Начальники отделов загомонили, разглядывая материал.
– Совершенно верно, Callophycus serratus, очень редкие, очень дорогие. Эти водоросли также славятся тем, что убивают раковые клетки. Следовательно, если у кого-то такая уйма этих водорослей, что из них делают одежду, то у них на дне океана должна иметься богатая ферма неведомых размеров.
– Где эти водоросли обнаружены, профессор? – спросил Джек. И он, и многие другие лихорадочно делали пометки в блокнотах.
– Два известных района их распространения расположены рядом с Фиджи, а самый крупный – близ Папуа – Новой Гвинеи. Остальных водорослей в мире не хватит, чтобы соорудить бикини, не говоря уж о том, чтобы нарядить шайку пиратов.
– Очень хорошо, отличное начало, профессор.

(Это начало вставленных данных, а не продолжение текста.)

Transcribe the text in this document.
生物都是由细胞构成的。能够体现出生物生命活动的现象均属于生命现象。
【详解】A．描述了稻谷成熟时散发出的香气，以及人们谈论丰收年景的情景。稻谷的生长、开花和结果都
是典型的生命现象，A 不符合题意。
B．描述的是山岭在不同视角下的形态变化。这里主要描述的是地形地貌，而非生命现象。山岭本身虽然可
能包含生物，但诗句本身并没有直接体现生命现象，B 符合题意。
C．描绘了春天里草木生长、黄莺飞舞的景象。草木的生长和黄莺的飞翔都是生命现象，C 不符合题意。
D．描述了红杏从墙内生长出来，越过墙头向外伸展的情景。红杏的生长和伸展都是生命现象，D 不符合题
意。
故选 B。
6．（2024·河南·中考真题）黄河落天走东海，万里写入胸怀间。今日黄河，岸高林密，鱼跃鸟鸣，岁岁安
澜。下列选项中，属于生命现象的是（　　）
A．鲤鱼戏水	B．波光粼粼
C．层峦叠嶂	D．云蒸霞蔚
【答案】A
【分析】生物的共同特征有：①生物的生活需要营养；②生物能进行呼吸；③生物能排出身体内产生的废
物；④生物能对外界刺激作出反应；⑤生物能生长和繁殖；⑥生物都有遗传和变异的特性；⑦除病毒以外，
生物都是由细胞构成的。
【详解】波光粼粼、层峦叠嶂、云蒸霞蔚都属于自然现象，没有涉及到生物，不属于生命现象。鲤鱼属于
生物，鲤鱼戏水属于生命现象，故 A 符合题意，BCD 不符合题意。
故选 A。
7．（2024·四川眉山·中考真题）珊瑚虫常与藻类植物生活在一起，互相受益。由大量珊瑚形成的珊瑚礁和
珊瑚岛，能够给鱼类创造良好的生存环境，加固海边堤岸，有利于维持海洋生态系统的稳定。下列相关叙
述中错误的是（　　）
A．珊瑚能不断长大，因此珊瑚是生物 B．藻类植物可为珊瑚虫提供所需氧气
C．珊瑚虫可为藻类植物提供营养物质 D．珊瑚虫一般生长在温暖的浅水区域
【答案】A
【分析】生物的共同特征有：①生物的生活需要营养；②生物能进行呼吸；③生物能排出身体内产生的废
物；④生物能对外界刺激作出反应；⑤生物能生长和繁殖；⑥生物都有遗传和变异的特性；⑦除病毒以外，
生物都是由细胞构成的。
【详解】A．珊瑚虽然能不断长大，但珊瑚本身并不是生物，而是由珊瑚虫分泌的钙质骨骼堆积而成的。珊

Что у нас есть еще? – поинтересовался Пит.
– Это, – она положила на стол диковинное оружие – короткое, выглядящее мощным, угольно-черное.
Карл Эверетт тотчас выпрямился, вглядываясь в оружие, которое профессор Варгас держала столь небрежно. Когда же она вдруг швырнула оружие ему, Карл поймал его обеими руками. Потом брови у него полезли на лоб, и он встал на ноги. Весь автомат, вкупе с магазином, весил не более трех фунтов.
– Оно легкое, слишком легкое, чтобы быть настоящим, – отметил Карл, передавая оружие Джеку.
– И не без причины, капитан. Оно сделано не из стали. Поверьте, когда я говорю, что ни один оружейник в мире ни разу не видел ничего подобного. Я сама постреляла из него в тире. Оно компактное и предельно точное.
– Ладно, вы нас удивили, профессор. Из чего оно сделано?
– Нам известно только, что это какой-то полимер. Пластик, по не похожий ни на один известный нам. Чтобы взломать его кристаллическую решетку для анализа, уйдут месяцы. Однако самое удивительное в новом оружии – отнюдь не новый пластик, а характеристики материала. Впервые в истории кто-то изобрел биоразрушимый пластик, распадающийся под воздействием только природных факторов за пятнадцать-двадцать лет после того, как его зароют в почву.
– Не может быть! – в один голос сказали сразу несколько человек.
– Наши эксперименты в климатроне задокументированы и доступны для просмотра, а также подтверждены «Европой». Так все записано, почитайте отчет. Мы не знаем, с кем имеем дело, но кто бы это ни был, он опередил нас в техническом отношении более чем на век.
В зале воцарилось молчание: все вникали в сказанное профессором. Надежды найти и остановить эту группу явно шли на убыль.
Оглянувшись на Джека, Карл встал:
– Я возвращаюсь к работе. За доктором Роббинсом надо присматривать.
Коллинз кивнул, и Эверетт покинул конференц-зал.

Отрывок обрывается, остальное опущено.